The newspaper report said that seven gigabytes of data - the average smartphone uses this amount of data monthly - was dumped on the Internet by cybercriminals on October 9. Included were customers’ personal information such as names, addresses, taxpayer registration numbers, signatures, videos, and pictures of Massy Jamaica employees and contractors.
A few days ago, this newspaper reported on a Jamaica Public Service Company data breach that occurred in 2020. It led to the exposure of confidential customer information. There is controversy over the scale of the breach. The JPS has 640,000 customers. The same article also provided information about another intrusion on the JamCOVID website and application. “More than 70,000 negative COVID-19 lab results, over 425,000 immigration travel documents authorizing travel to the island - including identity and passport information - and some 250,000 quarantine orders were exposed,” it said.
Data controllers - entities such as JPS, Massy Jamaica and others - are required by the Data Protection Act to process data in compliance with data-protection standards; report non-compliance with the required standards; and report security breaches that occur in their operations that involve personal data to the authorities.
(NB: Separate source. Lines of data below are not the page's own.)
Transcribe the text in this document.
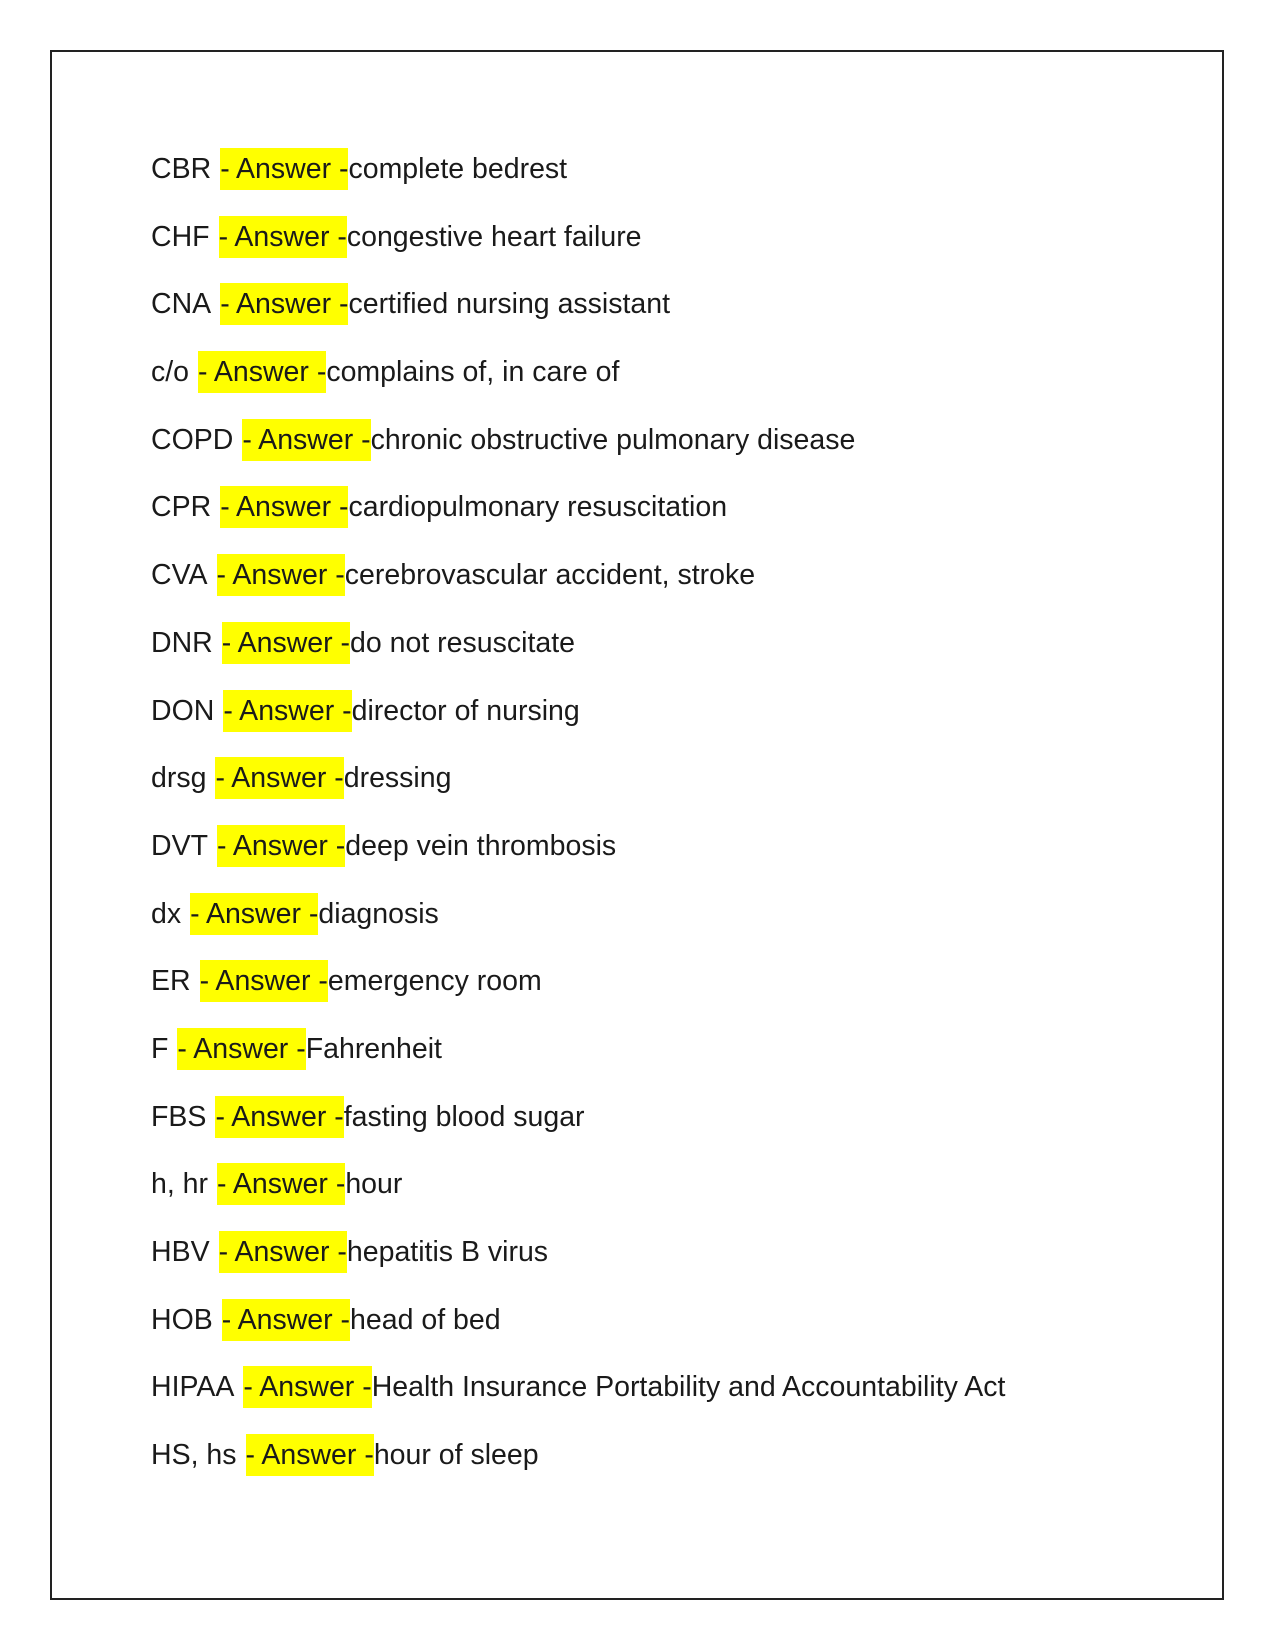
CBR - Answer -complete bedrest
CHF - Answer -congestive heart failure
CNA - Answer -certified nursing assistant
c/o - Answer -complains of, in care of
COPD - Answer -chronic obstructive pulmonary disease
CPR - Answer -cardiopulmonary resuscitation
CVA - Answer -cerebrovascular accident, stroke
DNR - Answer -do not resuscitate
DON - Answer -director of nursing
drsg - Answer -dressing
DVT - Answer -deep vein thrombosis
dx - Answer -diagnosis
ER - Answer -emergency room
F - Answer -Fahrenheit
FBS - Answer -fasting blood sugar
h, hr - Answer -hour
HBV - Answer -hepatitis B virus
HOB - Answer -head of bed
HIPAA - Answer -Health Insurance Portability and Accountability Act
HS, hs - Answer -hour of sleep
They are also required to inform the persons whose data was exposed. Penalties are imposed for non-compliance.
Since January 2009, local police authorities here have received an average of 10 to 15 ‘cyber related’ complaints per month, according to one report. That number has increased sharply over the years. This has led the Government to conduct a review of the Cybercrimes Act 2015 “to keep pace with the evolution of cybercrimes”.
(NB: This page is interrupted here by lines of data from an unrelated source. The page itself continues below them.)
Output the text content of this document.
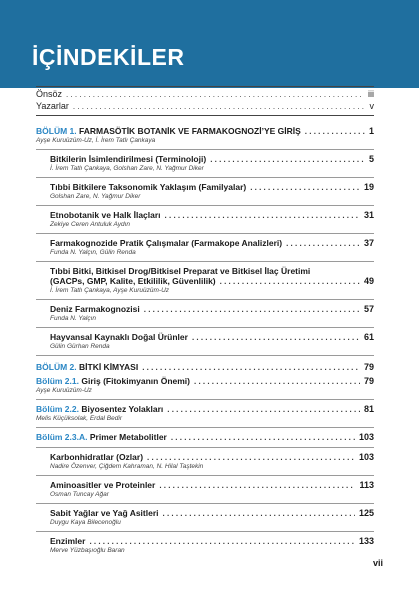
İÇİNDEKİLER
Önsöz . . .	iii
Yazarlar . . .	v
BÖLÜM 1. FARMASÖTİK BOTANİK VE FARMAKOGNOZİ’YE GİRİŞ . . .	1
Ayşe Kuruüzüm-Uz, İ. İrem Tatlı Çankaya
Bitkilerin İsimlendirilmesi (Terminoloji) . . .	5
İ. İrem Tatlı Çankaya, Golshan Zare, N. Yağmur Diker
Tıbbi Bitkilere Taksonomik Yaklaşım (Familyalar) . . .	19
Golshan Zare, N. Yağmur Diker
Etnobotanik ve Halk İlaçları . . .	31
Zekiye Ceren Antuluk Aydın
Farmakognozide Pratik Çalışmalar (Farmakope Analizleri) . . .	37
Funda N. Yalçın, Gülin Renda
Tıbbi Bitki, Bitkisel Drog/Bitkisel Preparat ve Bitkisel İlaç Üretimi
(GACPs, GMP, Kalite, Etkililik, Güvenlilik) . . .	49
İ. İrem Tatlı Çankaya, Ayşe Kuruüzüm-Uz
Deniz Farmakognozisi . . .	57
Funda N. Yalçın
Hayvansal Kaynaklı Doğal Ürünler . . .	61
Gülin Gürhan Renda
BÖLÜM 2. BİTKİ KİMYASI . . .	79
Bölüm 2.1. Giriş (Fitokimyanın Önemi) . . .	79
Ayşe Kuruüzüm-Uz
Bölüm 2.2. Biyosentez Yolakları . . .	81
Melis Küçüksolak, Erdal Bedir
Bölüm 2.3.A. Primer Metabolitler . . .	103
Karbonhidratlar (Ozlar) . . .	103
Nadire Özenver, Çiğdem Kahraman, N. Hilal Taştekin
Aminoasitler ve Proteinler . . .	113
Osman Tuncay Ağar
Sabit Yağlar ve Yağ Asitleri . . .	125
Duygu Kaya Bilecenoğlu
Enzimler . . .	133
Merve Yüzbaşıoğlu Baran
vii
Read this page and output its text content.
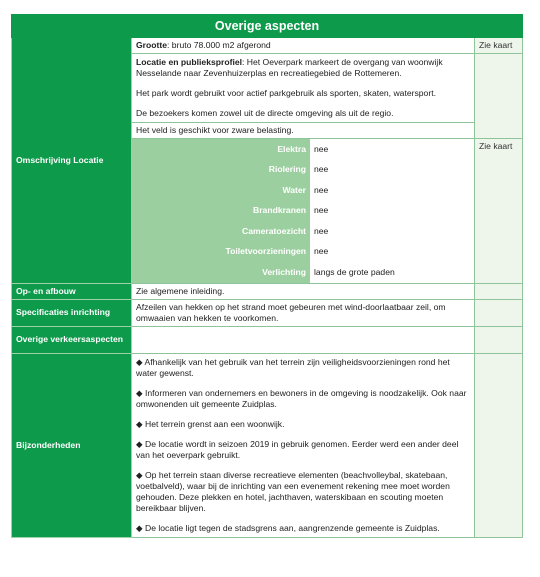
Overige aspecten
Omschrijving Locatie	Grootte: bruto 78.000 m2 afgerond	Zie kaart

Locatie en publieksprofiel: Het Oeverpark markeert de overgang van woonwijk Nesselande naar Zevenhuizerplas en recreatiegebied de Rottemeren.

Het park wordt gebruikt voor actief parkgebruik als sporten, skaten, watersport.

De bezoekers komen zowel uit de directe omgeving als uit de regio.

Het veld is geschikt voor zware belasting.

Elektra	nee
Riolering	nee
Water	nee
Brandkranen	nee
Cameratoezicht	nee
Toiletvoorzieningen	nee
Verlichting	langs de grote paden
	Zie kaart
Op- en afbouw	Zie algemene inleiding.	
Specificaties inrichting	Afzeilen van hekken op het strand moet gebeuren met wind-doorlaatbaar zeil, om omwaaien van hekken te voorkomen.	
Overige verkeersaspecten		
Bijzonderheden	

◆ Afhankelijk van het gebruik van het terrein zijn veiligheidsvoorzieningen rond het water gewenst.

◆ Informeren van ondernemers en bewoners in de omgeving is noodzakelijk. Ook naar omwonenden uit gemeente Zuidplas.

◆ Het terrein grenst aan een woonwijk.

◆ De locatie wordt in seizoen 2019 in gebruik genomen. Eerder werd een ander deel van het oeverpark gebruikt.

◆ Op het terrein staan diverse recreatieve elementen (beachvolleybal, skatebaan, voetbalveld), waar bij de inrichting van een evenement rekening mee moet worden gehouden. Deze plekken en hotel, jachthaven, waterskibaan en scouting moeten bereikbaar blijven.

◆ De locatie ligt tegen de stadsgrens aan, aangrenzende gemeente is Zuidplas.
Eliminating or reducing cyberspace risk is tough. A meeting involving representatives from 120 countries is planned to develop a global response. Renee Dudley and Daniel Golden, in their book The Ransomware Hunting Team: A Band of Misfits’ Improbable Crusade to Save The World from Cybercrimes, explain how the FBI stumbled in its war against cybercrime, according to a recent issue of the magazine ProPublica. These examples illustrate the scale of the problem facing persons and organisations in small, developing countries like Jamaica.
Dr Daniel A. Pollock, a medical epidemiologist who worked at the US Centers for Disease Control and Prevention for 35 years, recently wrote a paper, ‘COVID-19: Lessons in Ignorance’. It included the following statement: “Among the nation’s earliest and most important pandemic lessons is the immense toll that ignorance can take on human lives.”
In Jamaica, we should not allow ignorance about cyberspace risks to prevent us from using digital tools that can improve lives and livelihoods. We must understand the threats and develop appropriate strategies to manage them. The subject is not only for the techies. Cybersecurity is everybody’s business.